Zuccheri, grassi e vitamine sono tra i nutrienti a maggiore impatto in questo tipo di
microbiota. In molti casi di carie infantili, provocate appunto da alimenti ricchi in zuccheri, è
infatti stata riscontrata alta associazione con una marcata presenza di S. mutans e F.
nucleatum mentre si è visto come grassi e vitamina C fungono da promotori di fusobacteria.
Al fine di mantenere l’omeostasi batterica orale, le evidenze suggeriscono dunque di
privilegiare fibre e prodotti caseari rispetto ad alimenti ricchi in grassi o zuccheri.
Fumo

Spesso non pensiamo a come anche le sigarette di per sé abbiano una loro carica batterica
che viene trasferita al cavo orale appena ne entriamo in contatto e di come, alcuni di
essi, Bacillus spp. e Clostridium spp. ad esempio, siano in grado di sopravvivere al processo di
bruciatura del tabacco. Quindi, il fumo altera l’omeostasi del microbiota
orale promuovendo non solo cambi di espressione delle specie commensali ma
apportandovene di nuove dall’esterno. In aggiunta vanno considerati le alterazioni a più
ampio spettro che vanno a incrementare processi come l’acidificazione della saliva, la
diminuzione di ossigeno con il conseguente proliferare di batteri anaerobi, gli effetti
normalmente dovuti agli antibiotici, l’aderenza mucosale e la risposta immunitaria
dell’ospite nei confronti di infezioni locali. Di contro, batteri come Nesseira
subflava e Corynebacterium sono ridotti nei fumatori.

Alcolici

L’assunzione di liquori ha dimostrato di incrementare la presenza di batteri Gram+ tra i


quali S. mutans e, parallelamente, di inibire l’attività dei fusobacteria a causa di un aumento
delle concentrazioni di acetaldeide tossica.

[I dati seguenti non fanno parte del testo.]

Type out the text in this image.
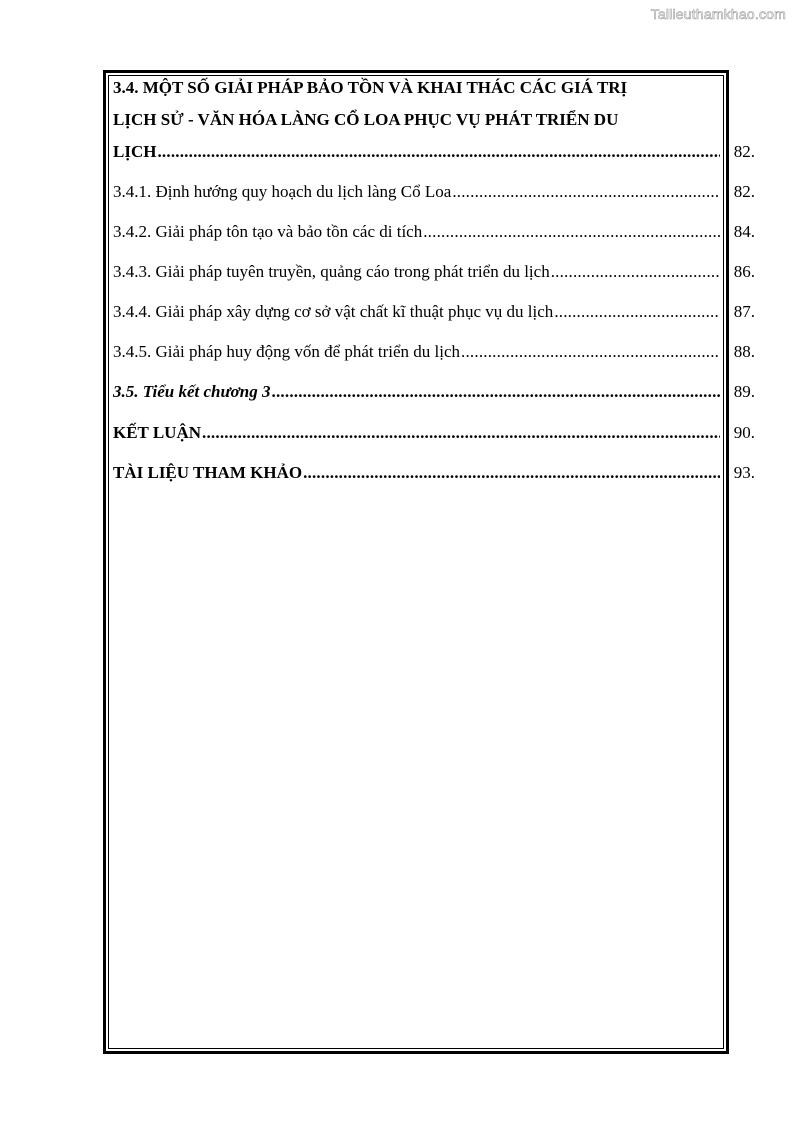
Tailieuthamkhao.com
3.4. MỘT SỐ GIẢI PHÁP BẢO TỒN VÀ KHAI THÁC CÁC GIÁ TRỊ
LỊCH SỬ - VĂN HÓA LÀNG CỔ LOA PHỤC VỤ PHÁT TRIỂN DU
LỊCH .....	82.
3.4.1. Định hướng quy hoạch du lịch làng Cổ Loa .....	82.
3.4.2. Giải pháp tôn tạo và bảo tồn các di tích .....	84.
3.4.3. Giải pháp tuyên truyền, quảng cáo trong phát triển du lịch .....	86.
3.4.4. Giải pháp xây dựng cơ sở vật chất kĩ thuật phục vụ du lịch .....	87.
3.4.5. Giải pháp huy động vốn để phát triển du lịch .....	88.
3.5. Tiểu kết chương 3 .....	89.
KẾT LUẬN .....	90.
TÀI LIỆU THAM KHẢO .....	93.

Impurità, contaminanti, prodotti della fermentazione e distillazione possono inoltre


causare cambiamenti dell’ambiente orale compromettendo determinate specie batteriche.
Un consumo regolare ma moderato di vino rosso non comporta invece alcuna
alterazione in termini di stabilità e ricchezza della componente batterica orale.

Antibiotici

Azitromicina, amoxicillina, clindamicina e ciprofloxacina sono tra i farmaci antibiotici a


maggior impatto nei confronti del microbiota orale registrando un complessivo e rapido
decremento di actinobacteria a livello della gola. Sono stati inoltre registrati cambiamenti di
funzionalità batterica. È importante tuttavia ricordare come in generale non solo la struttura
chimica dell’antibiotico assunto vada a influenzare il microbiota ma anche la dose, la via di
somministrazione, la durata dell’esposizione e il livello di resistenza sviluppato.

Condizione sociale

La conoscenza su come lo stato sociale possa incidere sul nostro microbiota è ancora
carente. Alcuni studi tuttavia riportano come persone benestanti presentino maggiori livelli
di Megasphaera micronuciformis, Veillonella atypical, Veillonella parvula, Rothia
mucilaginosa, Prevotella histicola, Fusobacterium periodontium, Granulicatella
adiacens e Tannerella forsythia mentre, al contrario, il microbiota orale di persone in
condizioni meno agiate sia caratterizzato da Aggregatibacter segnis, Achromobacter
xylosoxidans e Neisseria cluster II.